We show the accuracy of six models (TAG, SSVTP, MViTac, VTT, RoPE, and ViTaPEs) on four self-supervised tasks (Category, Hardness, Texture, and OF Real) as well as cross-sensor transfer on YCB. Each model has a unique, high-contrast color (TAG in purple, SSVTP in brown, MViTac in pink, VTT in orange, RoPE in green, and ViTaPEs in red). The x-axis spans 50 % to 100 %. ViTaPEs again leads all models on every metric (75.0 % for Category, 92.2 % for Hardness, 87.2 % for Texture, 85.2 % for OF Real, and 96.9 % on YCB), underscoring its effectiveness even without supervision.
We compare six models (SSVTP, TAG, MViTac, VTT, RoPE, and ViTaPEs) on the Grasp dataset using three evaluation protocols: SSL, Linear, and Zero. The x-axis ranges from 50 % to 75 %, and each model is shown in a unique color (SSVTP in brown, TAG in purple, MViTac in pink, VTT in blue, RoPE in green, and ViTaPEs in red). ViTaPEs achieves the highest grasp-success accuracy under SSL (70.7 %), remains competitive under linear probing (69.3 %), and leads zero-shot evaluation (60.4 %), demonstrating its robust generalization to unseen robotic grasping conditions.
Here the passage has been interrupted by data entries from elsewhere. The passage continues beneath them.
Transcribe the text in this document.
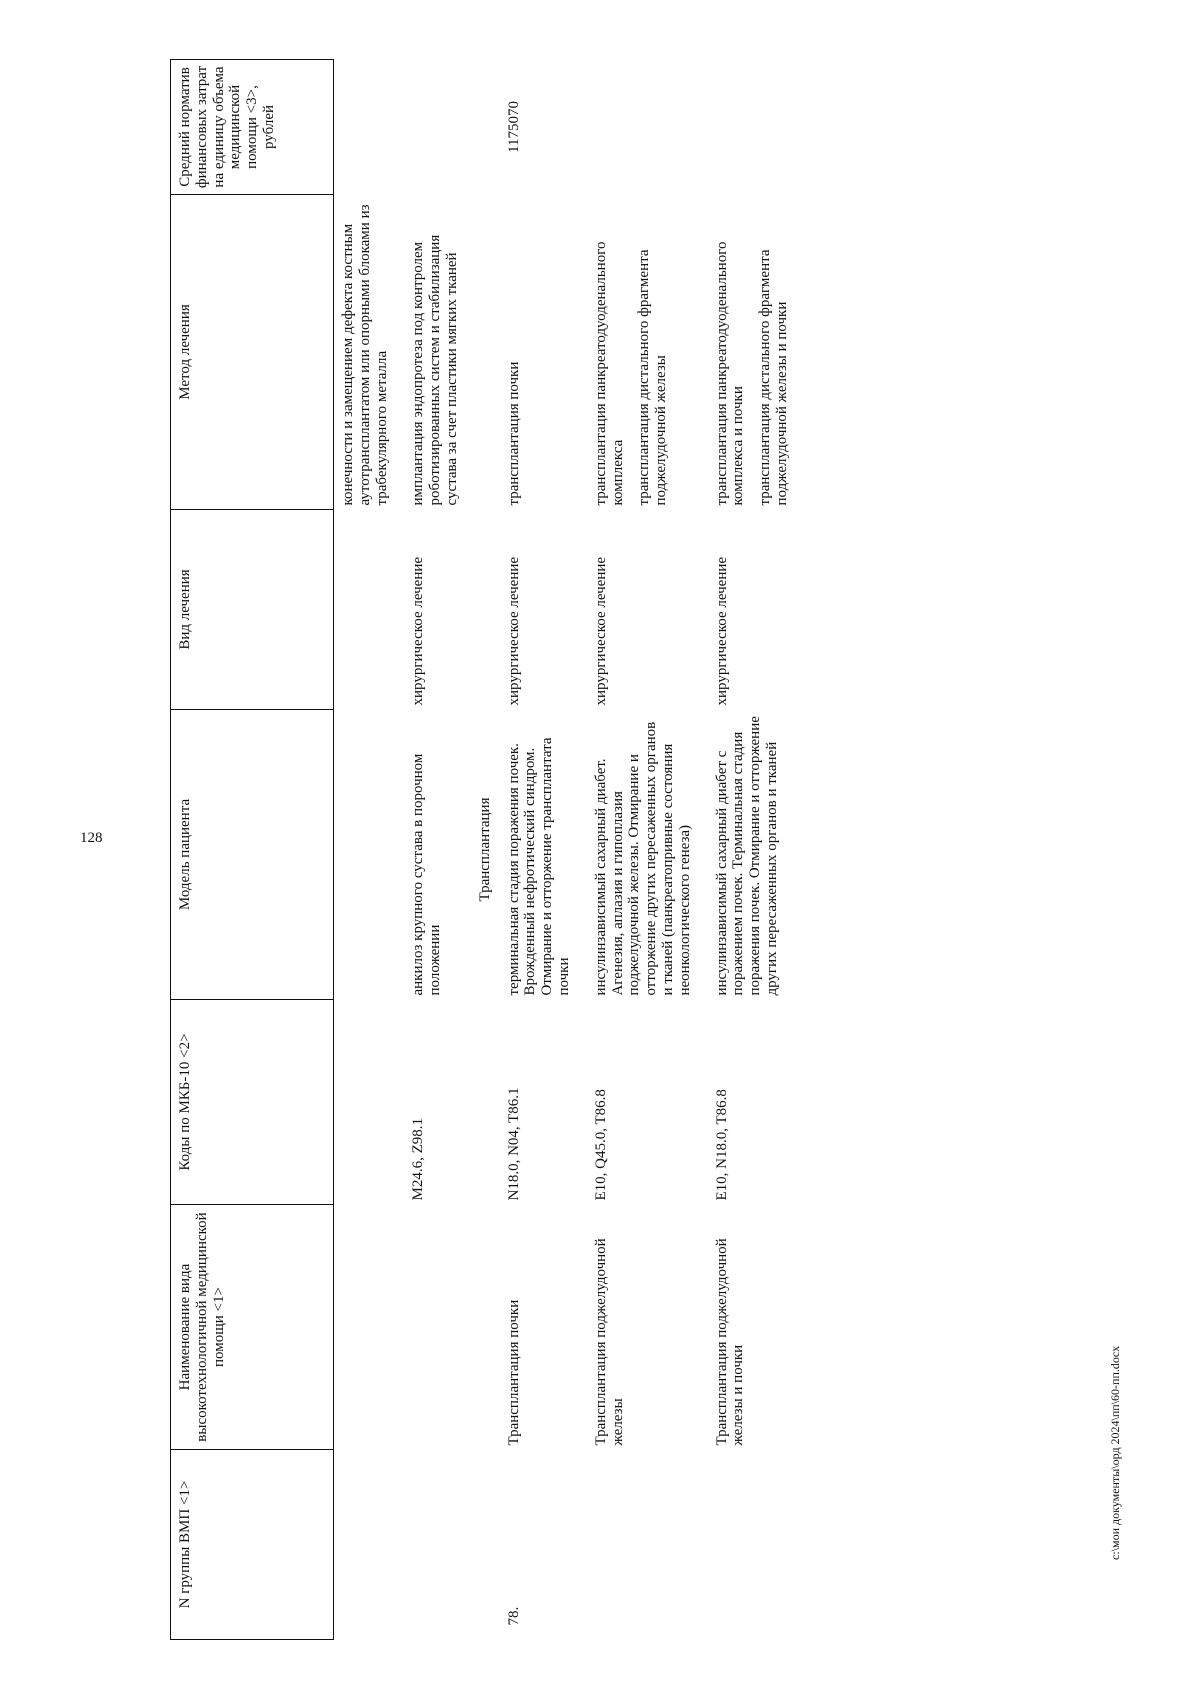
128
N группы ВМП <1>	Наименование вида высокотехнологичной медицинской помощи <1>	Коды по МКБ-10 <2>	Модель пациента	Вид лечения	Метод лечения	Средний норматив финансовых затрат на единицу объема медицинской помощи <3>, рублей

					конечности и замещением дефекта костным аутотрансплантатом или опорными блоками из трабекулярного металла	

		M24.6, Z98.1	анкилоз крупного сустава в порочном положении	хирургическое лечение	имплантация эндопротеза под контролем роботизированных систем и стабилизация сустава за счет пластики мягких тканей	

Трансплантация						
78.	Трансплантация почки	N18.0, N04, T86.1	терминальная стадия поражения почек. Врожденный нефротический синдром. Отмирание и отторжение трансплантата почки	хирургическое лечение	трансплантация почки	1175070
	Трансплантация поджелудочной железы	E10, Q45.0, T86.8	инсулинзависимый сахарный диабет. Агенезия, аплазия и гипоплазия поджелудочной железы. Отмирание и отторжение других пересаженных органов и тканей (панкреатопривные состояния неонкологического генеза)	хирургическое лечение	трансплантация панкреатодуоденального комплекса трансплантация дистального фрагмента поджелудочной железы	

	Трансплантация поджелудочной железы и почки	E10, N18.0, T86.8	инсулинзависимый сахарный диабет с поражением почек. Терминальная стадия поражения почек. Отмирание и отторжение других пересаженных органов и тканей	хирургическое лечение	трансплантация панкреатодуоденального комплекса и почки трансплантация дистального фрагмента поджелудочной железы и почки	

c:\мои документы\орд 2024\пп\60-пп.docx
We display linear-probe and zero-shot accuracy for five models (MViTac, UniTouch, VTT, RoPE, and ViTaPEs) on two dataset splits: TAG and OF Real. Groups of bars correspond to “Linear TAG,” “Linear OF-Real,” “Zero TAG,” and “Zero OF-Real,” spaced apart along the x-axis from 30 % to 75 %. Each model is colored distinctly (MViTac in pink, UniTouch in gray, VTT in blue, RoPE in green, and ViTaPEs in red). Missing values for UniTouch on “Linear TAG” and “Zero TAG” are labeled “N/A.” ViTaPEs outperforms all other models in both linear (53.1 % on TAG, 68.1 % on OF-Real) and zero-shot (53.8 % on TAG, 65.2 % on OF-Real) settings, highlighting its strong cross-domain transferability.
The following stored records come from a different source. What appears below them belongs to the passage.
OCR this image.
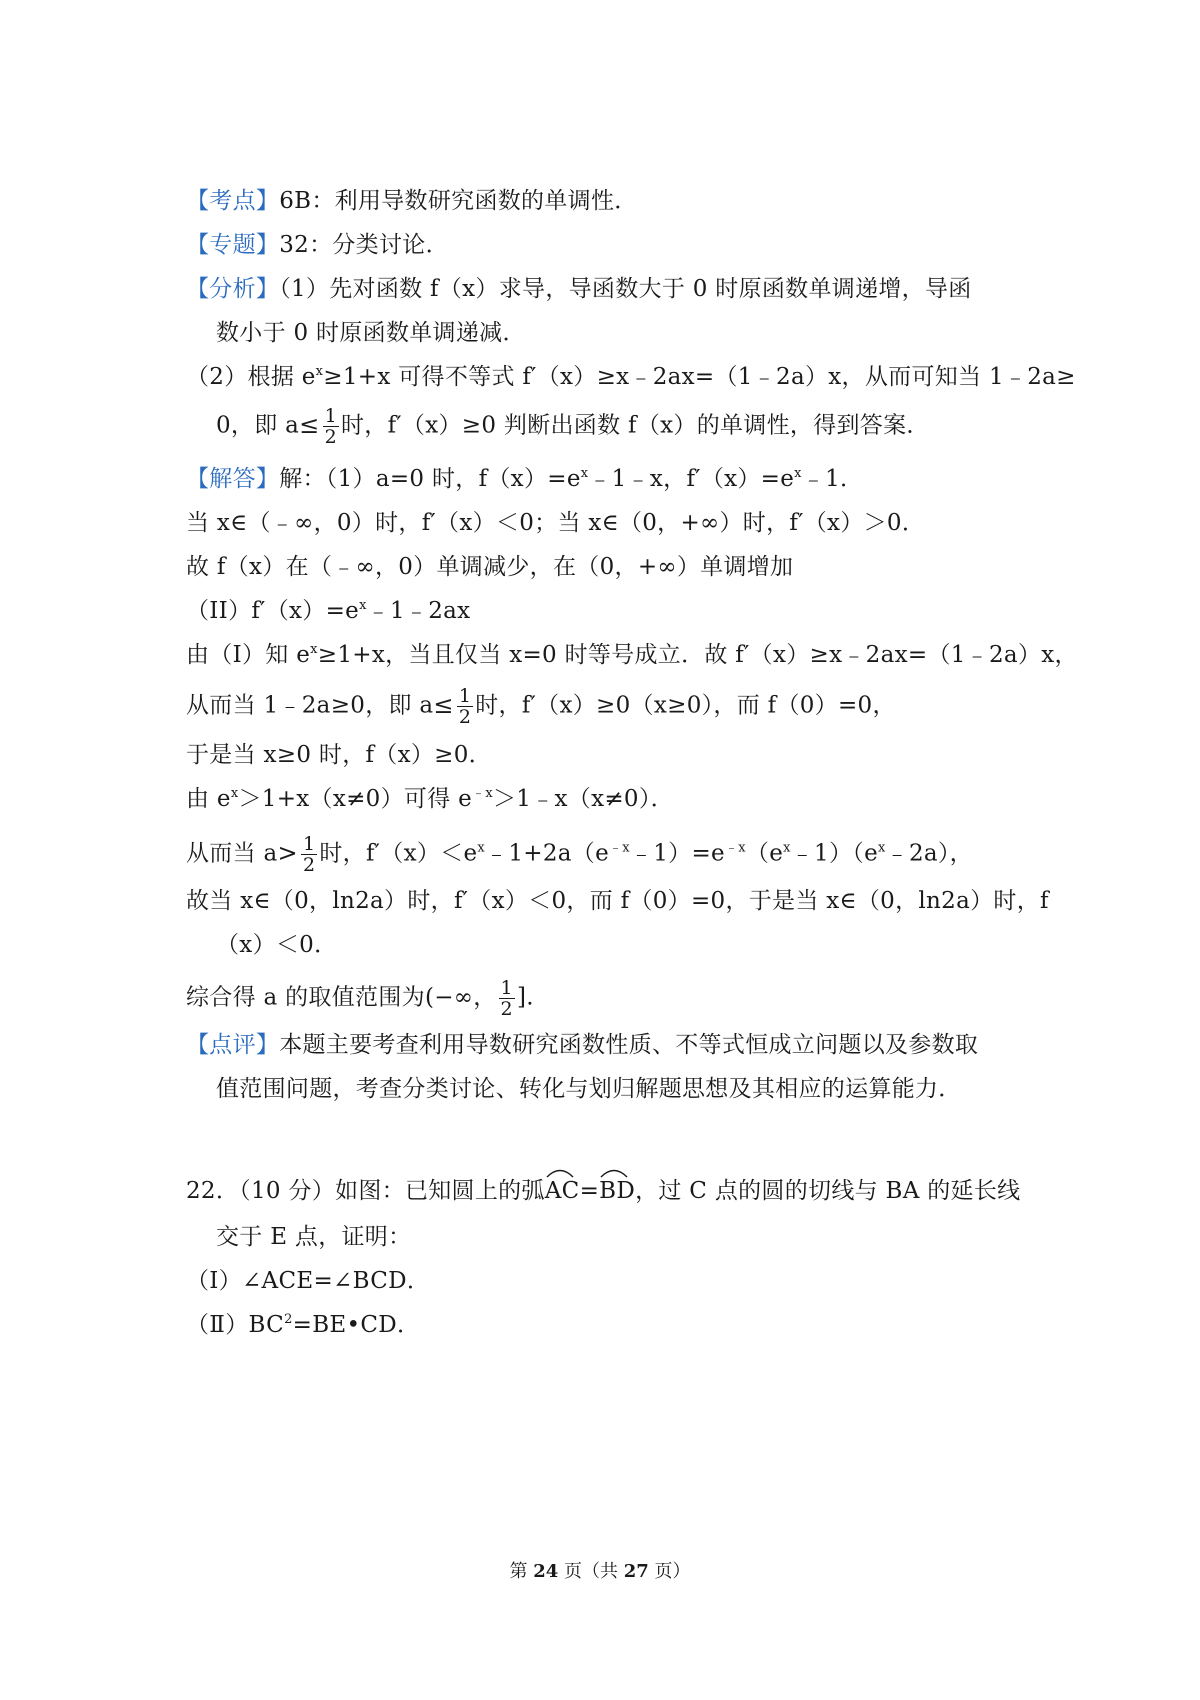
【考点】6B：利用导数研究函数的单调性．
【专题】32：分类讨论．
【分析】（1）先对函数 f（x）求导，导函数大于 0 时原函数单调递增，导函
数小于 0 时原函数单调递减．
（2）根据 $e^x\ge 1+x$ 可得不等式 f′（x）≥x﹣2ax=（1﹣2a）x，从而可知当 1﹣2a≥
0，即 $a\le \frac{1}{2}$ 时，f′（x）≥0 判断出函数 f（x）的单调性，得到答案．
【解答】解：（1）a=0 时，$f(x)=e^x﹣1﹣x$，$f'(x)=e^x﹣1$．
当 x∈（﹣∞，0）时，f′（x）＜0；当 x∈（0，+∞）时，f′（x）＞0．
故 f（x）在（﹣∞，0）单调减少，在（0，+∞）单调增加
$(II)f'(x)=e^x﹣1﹣2ax$
由（I）知 $e^x\ge 1+x$，当且仅当 x=0 时等号成立．故 f′（x）≥x﹣2ax=（1﹣2a）x，
从而当 1﹣2a≥0，即 $a\le \frac{1}{2}$ 时，f′（x）≥0（x≥0），而 f（0）=0，
于是当 x≥0 时，f（x）≥0．
由 $e^x>1+x(x\ne 0)$可得 $e^{﹣x}>1﹣x(x\ne 0)$．
从而当 $a> \frac{1}{2}$ 时，$f'(x)<e^x﹣1+2a(e^{﹣x}﹣1)=e^{﹣x}(e^x﹣1)(e^x﹣2a)$，
故当 x∈（0，ln2a）时，f′（x）＜0，而 f（0）=0，于是当 x∈（0，ln2a）时，f
（x）＜0．
综合得 a 的取值范围为(−∞， $\frac{1}{2}$ ].
【点评】本题主要考查利用导数研究函数性质、不等式恒成立问题以及参数取
值范围问题，考查分类讨论、转化与划归解题思想及其相应的运算能力．
22．（10 分）如图：已知圆上的弧
AC=
BD，过 C 点的圆的切线与 BA 的延长线
交于 E 点，证明：
（Ⅰ）∠ACE=∠BCD．
$(Ⅱ)BC^2=BE•CD$．
第 24 页（共 27 页）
This table illustrates the impact of different positional encoding (PE) configurations on model accuracy for the TAG Category classification task. Each row corresponds to a specific ablation variant, showing whether Visual PE, Tactile PE, and Global PE were used as Learned, Sinusoidal, or None. The final column reports the resulting classification accuracy (%). The ViTaPEs row, highlighted for emphasis, represents the full model using learned encodings for all components and achieves the highest performance at 80.1%. Removing or altering individual PE components leads to notable accuracy drops, particularly when entire modalities are excluded (e.g., "Only Tactile", "Only Vision"), underscoring the importance of all three positional encoding streams for optimal visuotactile representation learning.